The new year brings new plans, dreams and horses, and I’m getting excited because our first foals are due on 2 February. I’m also excited that after a few turbulent years, it seems British Dressage (BD) is settling into a new decade with a much-improved competition strategy and sport for all, which reflects its charitable aims.
The new Middle Tour Festival is a great idea, and I cannot wait to attend the new-look national championships at Somerford Park. Like a brand new brassiere, this should lift the project, separate the various levels and drive forward BD’s quest for excellence. Dressage is growing in all aspects to match demand in the UK. Sales of dressage horses are also high, with demand outstripping supply at the moment.
Beth Bainbridge and I provided the dressage demonstration at the Liverpool International Horse Show.
The whole show is a great spectacle. Organised by the same team as Bolesworth, it had a real old-fashioned horse show feel, with great entertainment between classes. Shows like this could rekindle public enthusiasm for horse sports, with easy-to-understand formats, plenty of entertainment and a fast-paced atmosphere.
Bolesworth has a similar feel with its unique setting and great hospitality; we are very blessed in the UK to have such enthusiasm to showcase our sport and create a great spectator experience.
‘I was feeling smug’
Lottie Fry is continuing to shine as our latest upcoming talent, and it’s great fun to follow her progress. Although she is based in the Netherlands at Van Olst Horses, social media keeps fans well informed along her journey and I’m looking forward to seeing the exciting stallion Glamourdale competing at grand prix in the future. Having had a sneak peak at him working at Aachen last year, I’d wager a bet that there are exciting times ahead.

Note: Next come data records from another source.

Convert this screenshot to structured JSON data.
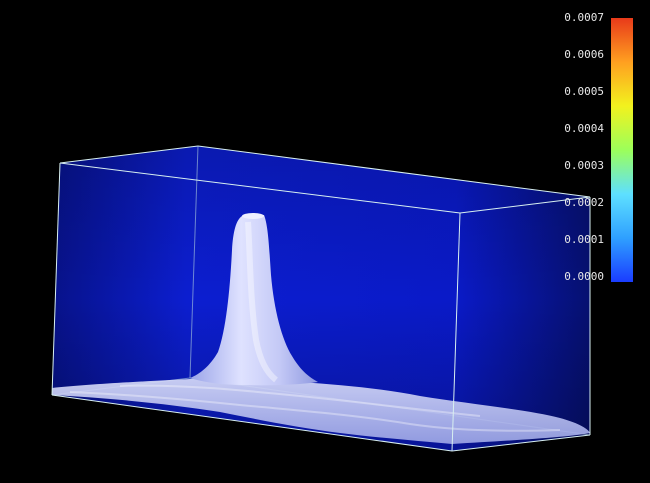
{
  "colorbar": {
    "colors": [
      "#1a3cff",
      "#2fa0ff",
      "#5ee0ff",
      "#9cff5a",
      "#f2f21e",
      "#ffa020",
      "#e83a1a"
    ],
    "labels": [
      "0.0007",
      "0.0006",
      "0.0005",
      "0.0004",
      "0.0003",
      "0.0002",
      "0.0001",
      "0.0000"
    ]
  },
  "scene": {
    "background_color": "#000000",
    "box_fill_color": "#0a17d4",
    "box_edge_color": "#cfe8e8",
    "surface_color": "#c8ccf5"
  }
}
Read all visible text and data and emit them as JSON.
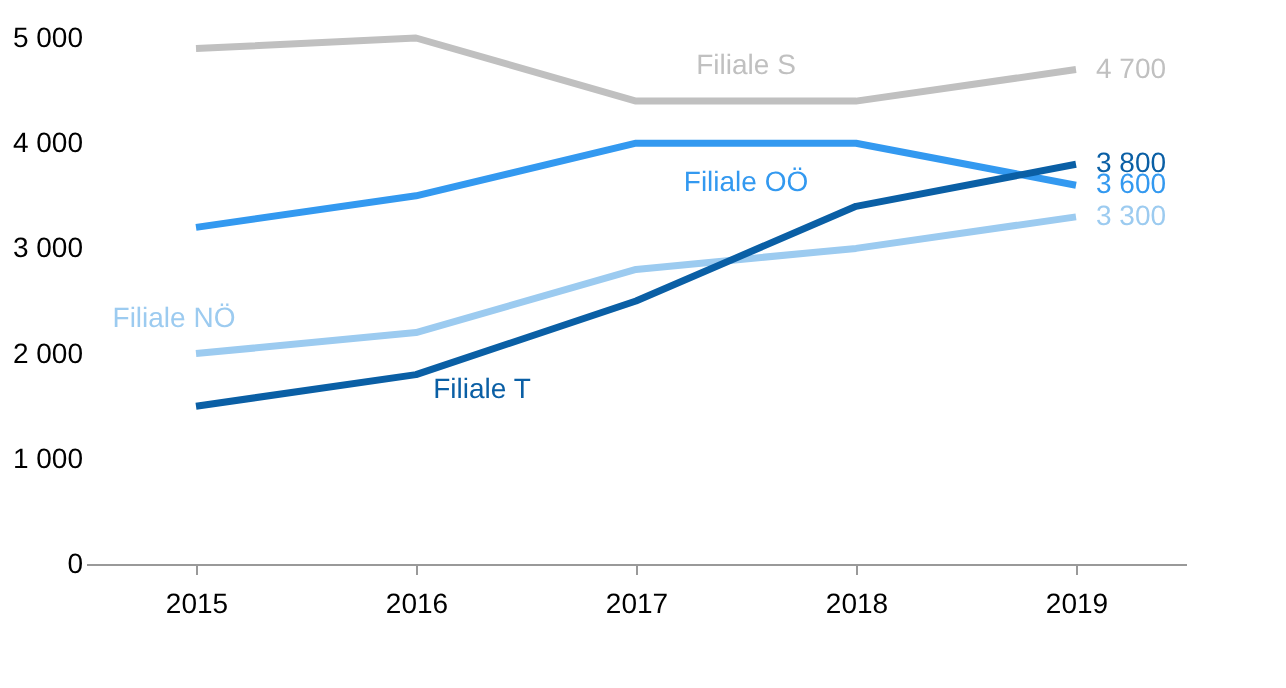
{
  "chart_data": {
    "type": "line",
    "categories": [
      "2015",
      "2016",
      "2017",
      "2018",
      "2019"
    ],
    "series": [
      {
        "name": "Filiale S",
        "color": "#c0c0c0",
        "values": [
          4900,
          5000,
          4400,
          4400,
          4700
        ],
        "value_labels": [
          null,
          null,
          null,
          null,
          "4 700"
        ]
      },
      {
        "name": "Filiale OÖ",
        "color": "#3399f0",
        "values": [
          3200,
          3500,
          4000,
          4000,
          3600
        ],
        "value_labels": [
          null,
          null,
          null,
          null,
          "3 600"
        ]
      },
      {
        "name": "Filiale NÖ",
        "color": "#9ccbf0",
        "values": [
          2000,
          2200,
          2800,
          3000,
          3300
        ],
        "value_labels": [
          null,
          null,
          null,
          null,
          "3 300"
        ]
      },
      {
        "name": "Filiale T",
        "color": "#0a5fa5",
        "values": [
          1500,
          1800,
          2500,
          3400,
          3800
        ],
        "value_labels": [
          null,
          null,
          null,
          null,
          "3 800"
        ]
      }
    ],
    "ylim": [
      0,
      5000
    ],
    "yticks": [
      {
        "value": 0,
        "label": "0"
      },
      {
        "value": 1000,
        "label": "1 000"
      },
      {
        "value": 2000,
        "label": "2 000"
      },
      {
        "value": 3000,
        "label": "3 000"
      },
      {
        "value": 4000,
        "label": "4 000"
      },
      {
        "value": 5000,
        "label": "5 000"
      }
    ],
    "grid": false,
    "legend": false,
    "marker": "none",
    "line_style": "solid"
  }
}
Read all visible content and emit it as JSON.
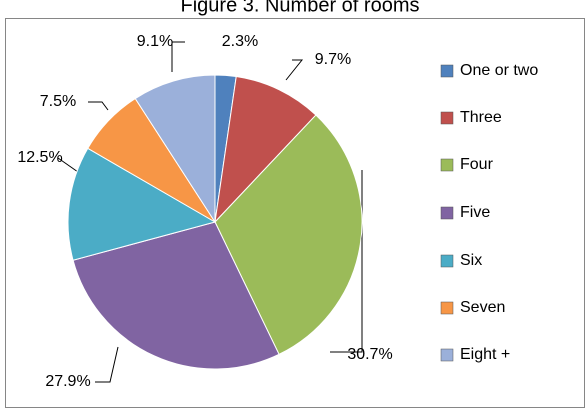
{
  "chart_data": {
    "type": "pie",
    "title": "Figure 3. Number of rooms",
    "categories": [
      "One or two",
      "Three",
      "Four",
      "Five",
      "Six",
      "Seven",
      "Eight +"
    ],
    "values": [
      2.3,
      9.7,
      30.7,
      27.9,
      12.5,
      7.5,
      9.1
    ],
    "value_labels": [
      "2.3%",
      "9.7%",
      "30.7%",
      "27.9%",
      "12.5%",
      "7.5%",
      "9.1%"
    ],
    "colors": [
      "#4f81bd",
      "#c0504d",
      "#9bbb59",
      "#8064a2",
      "#4bacc6",
      "#f79646",
      "#9bb0da"
    ],
    "legend": "right"
  }
}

As for me, at the time of writing I’m off to the High Profile show at Addington where there are over 30 pairs entered for the grand prix. The entry list highlights the diversity of our sport with about a 30-year age gap spanning the competitors. The good thing is that in this sport you can keep going for as long as you can sit to the trot and still count your piaffe steps — and experience is certainly valuable.
I was elated Delgado and I achieved 70% at the recent High Profile show at Keysoe, as we now have our international qualification. But, it’s going to be difficult to find the time to compete him with so many of our clients also qualified to compete internationally.
I was feeling (temporarily) smug coming out of the arena at Keysoe having just ridden the grand prix, when a tall, handsome gentleman congratulated me on my test. “Well done, Anna,” he chirped as I rode past. Just as I was graciously and modestly accepting his compliments, he then stuffed it up good and proper by adding, “Still got it!” The cheek!
Luckily the steward got in between us at that point, or there could well have been a welfare issue — and it wouldn’t have involved any horses.
Richard Haywood, your card is well and truly marked!